Most of our concepts and categories are like this -- a central core with some fuzzy edges. That's not a threat to anything but a more naive platonism than Plato ever held.
posted by LobsterMitten at 11:32 PM on February 11, 2008 [1 favorite]


I think a good analogy to this is the idea that some people speak "without an accent." I've heard this said of Californians in the U.S. My response is that certainly their ancestors would have spoken with an accent, so what caused the disappearance of that accent? What original accent was it that gradually over the years developed into a non-accent, and why? And of course a Californian would definitely have an accent from the perspective of a Brit or an Australian.

A Californian might have an accent closest to an averaging of modern U.S. accents but that's not the same thing as not having an accent. There isn't a One True Inflection, therefore everyone has an accent.
posted by XMLicious at 11:53 PM on February 11, 2008 [1 favorite]

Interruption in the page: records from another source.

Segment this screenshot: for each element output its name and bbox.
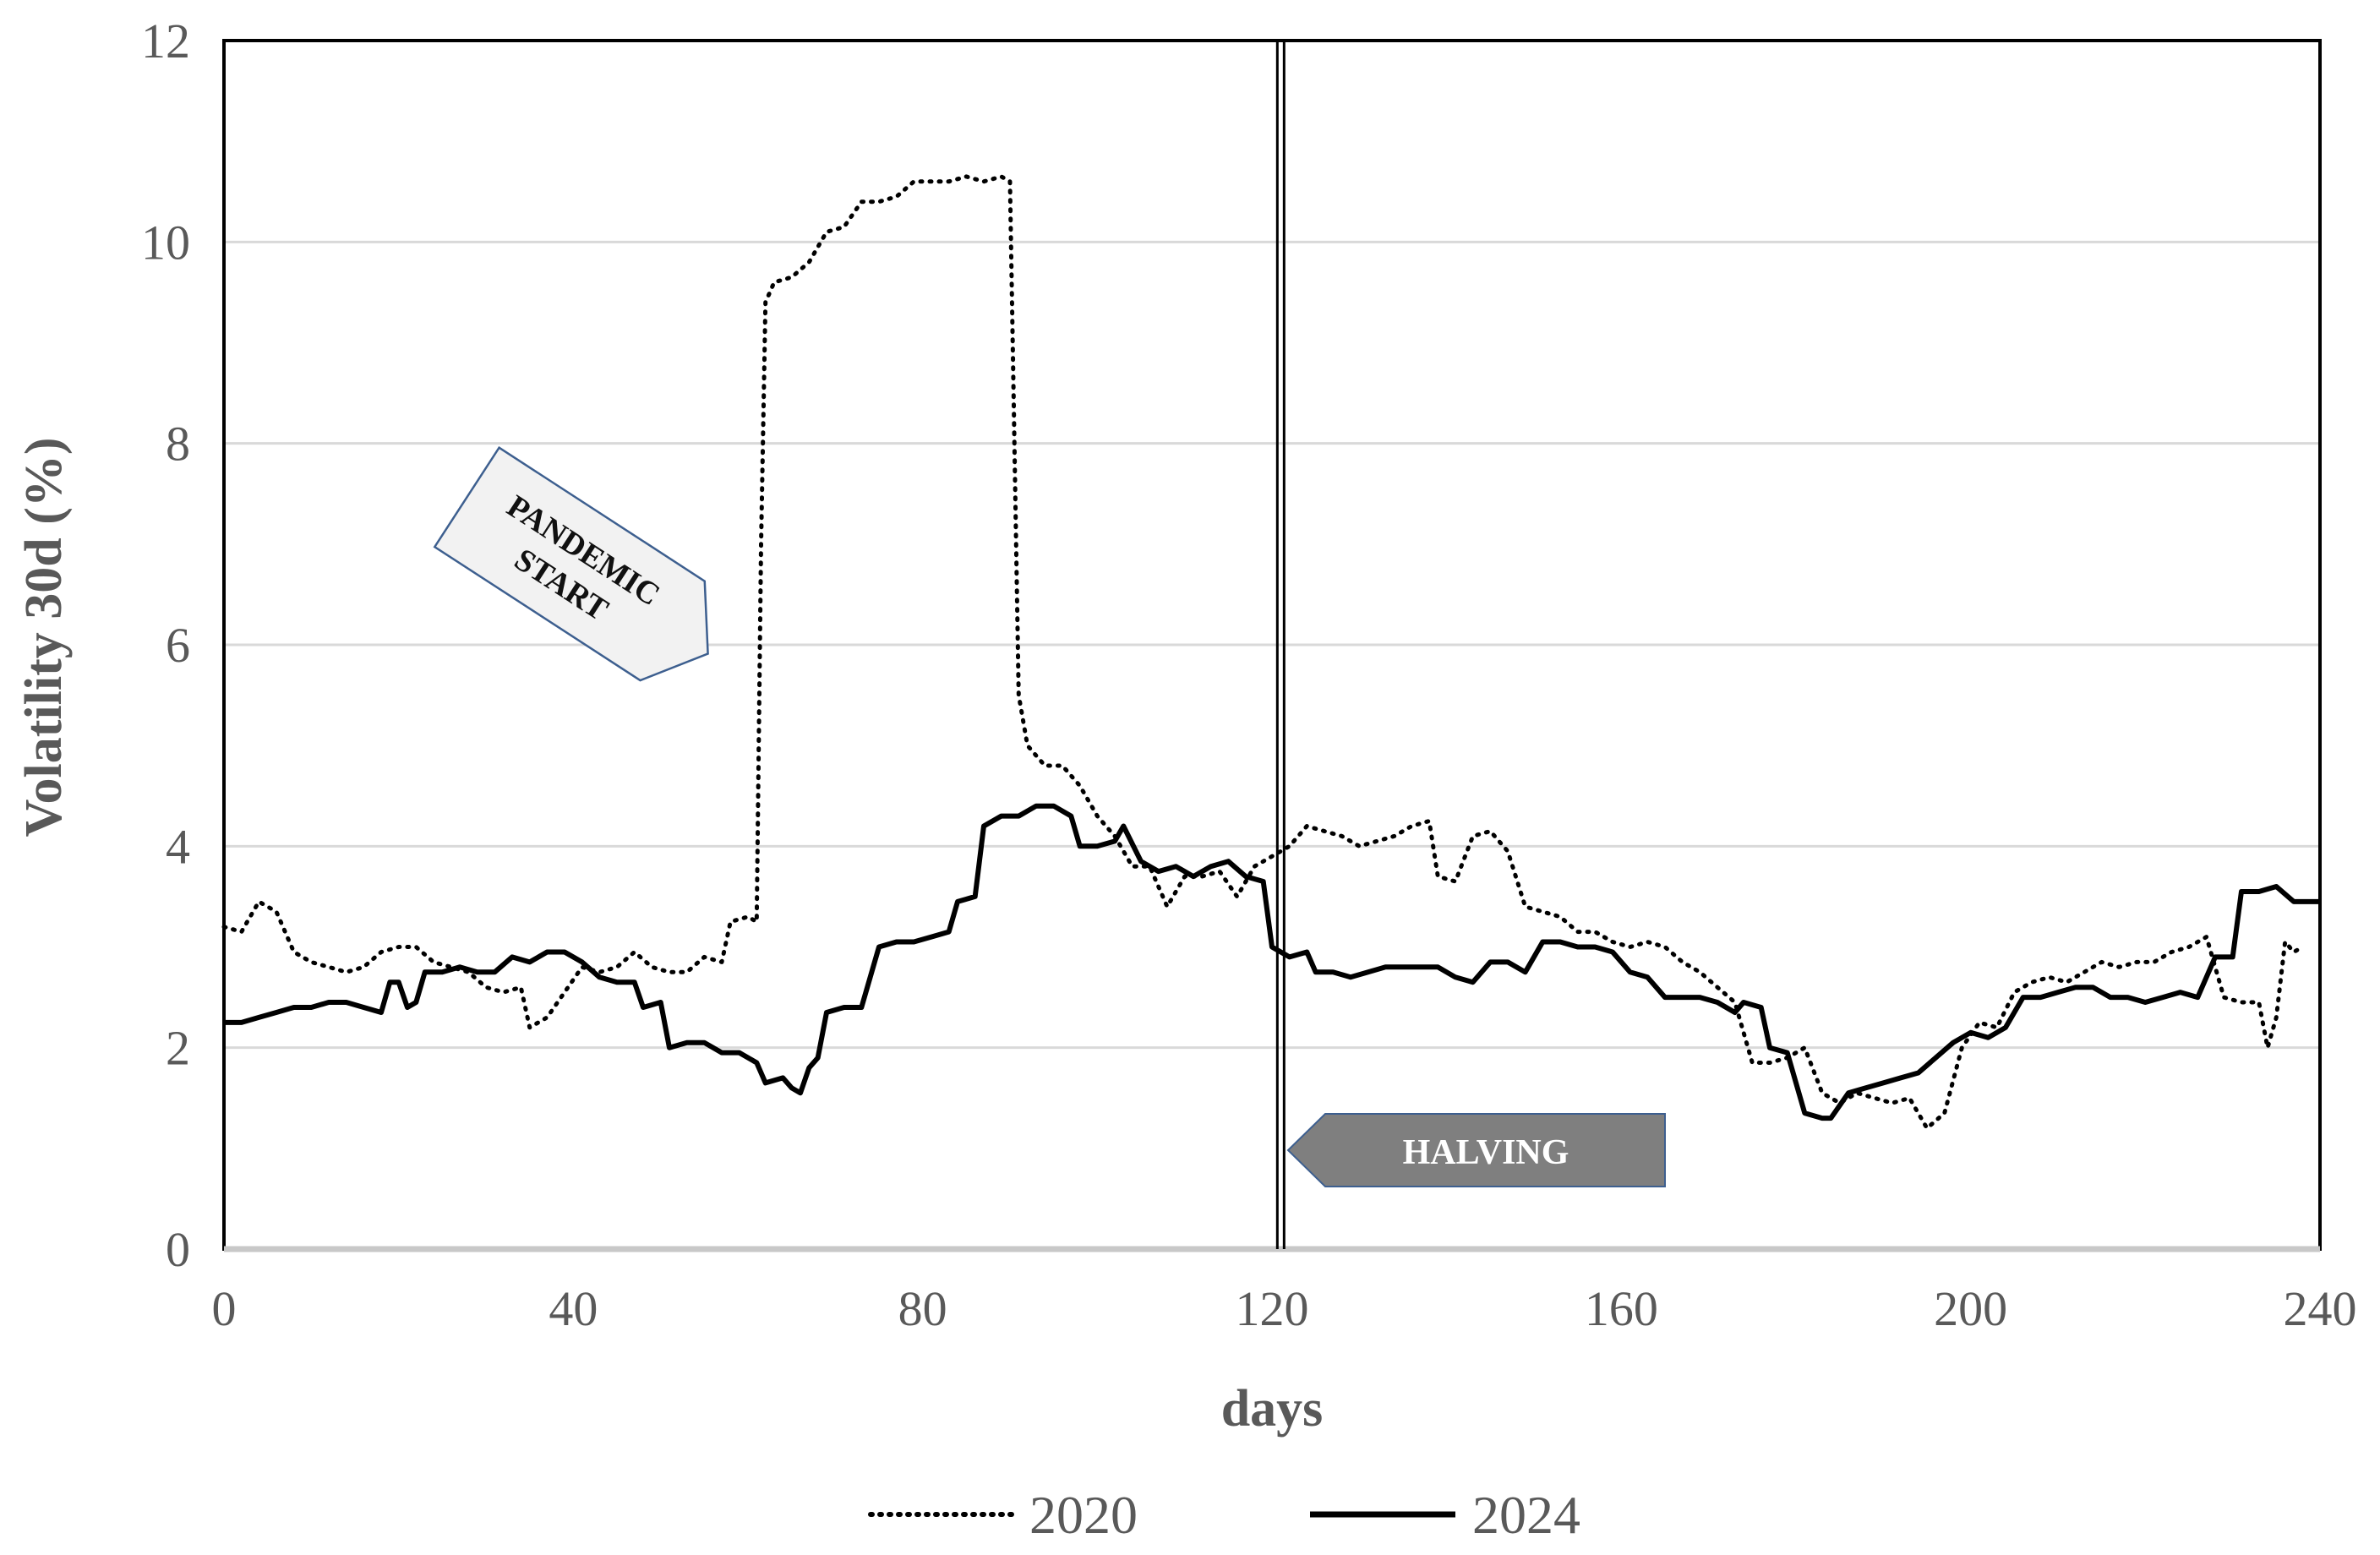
series-line-2020	[221, 174, 2305, 1131]
y-tick-label: 6	[166, 618, 190, 673]
y-tick-label: 12	[141, 14, 190, 68]
y-tick-label: 4	[166, 819, 190, 874]
halving-label: HALVING	[1403, 1133, 1569, 1172]
gridlines	[224, 240, 2320, 1050]
x-tick-label: 0	[212, 1281, 237, 1336]
halving-vertical-line	[1275, 41, 1286, 1249]
x-tick-label: 160	[1585, 1281, 1658, 1336]
x-tick-label: 80	[898, 1281, 947, 1336]
y-axis-tick-labels: 0 2 4 6 8 10 12	[141, 14, 190, 1277]
halving-arrow-shape	[1286, 1113, 1666, 1187]
x-tick-label: 120	[1236, 1281, 1309, 1336]
pandemic-arrow-shape	[433, 445, 709, 682]
x-axis-title: days	[1221, 1380, 1324, 1438]
legend-label-2020: 2020	[1029, 1485, 1138, 1545]
series-line-2024	[224, 803, 2320, 1121]
pandemic-start-annotation: PANDEMIC START	[433, 445, 709, 682]
x-tick-label: 240	[2284, 1281, 2357, 1336]
y-tick-label: 8	[166, 417, 190, 472]
y-tick-label: 2	[166, 1021, 190, 1076]
y-axis-title: Volatility 30d (%)	[15, 437, 73, 837]
x-axis-tick-labels: 0 40 80 120 160 200 240	[212, 1281, 2357, 1336]
x-tick-label: 200	[1934, 1281, 2007, 1336]
halving-annotation: HALVING	[1286, 1113, 1666, 1187]
legend-label-2024: 2024	[1472, 1485, 1580, 1545]
y-tick-label: 10	[141, 215, 190, 270]
series-lines	[221, 174, 2320, 1131]
y-tick-label: 0	[166, 1222, 190, 1277]
legend: 2020 2024	[868, 1485, 1580, 1545]
x-tick-label: 40	[549, 1281, 598, 1336]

Me, I'm just pleased to discover that cortex is another of us language-weenies. *does the sekrit handshake*
posted by stavrosthewonderchicken at 3:28 AM on February 12, 2008


XMLicious: really? Growing up in South Dakota, I was always told that that was true about South Dakotans, and that that was why a perversely disproportionate number of TV news anchors came from SD.
posted by roll truck roll at 9:08 AM on February 12, 2008


Many locales think that about themselves, that they don't have accents. I've met people from New York with total goombah accents who don't think they have an accent.

I've been to SD a few times but I don't remember speech being particularly non-accented, though I remember there wasn't an especially strong accent. Picking out the Californians as not having accents in U.S. English is something I've heard from other people here in New England.

But if I'm correct that “no accent” is really just the most average accent within a larger group, it would make sense that in general the further West you go the less of an accent there would be. Since Western states were settled by a mixture of people from Eastern and Southern states (and Canadians, and immigrants, etc.)
posted by XMLicious at 12:18 PM on February 12, 2008


Just to clarify: everybody has an accent. There is no such thing as "no accent". In America, when we talk of somebody having "no accent" or "less of an accent", what we often mean to say is that person/group speaks the Standard American English dialect. This is true for all areas generally—the standard is the unmarked variety, but it is by no means nonexistent.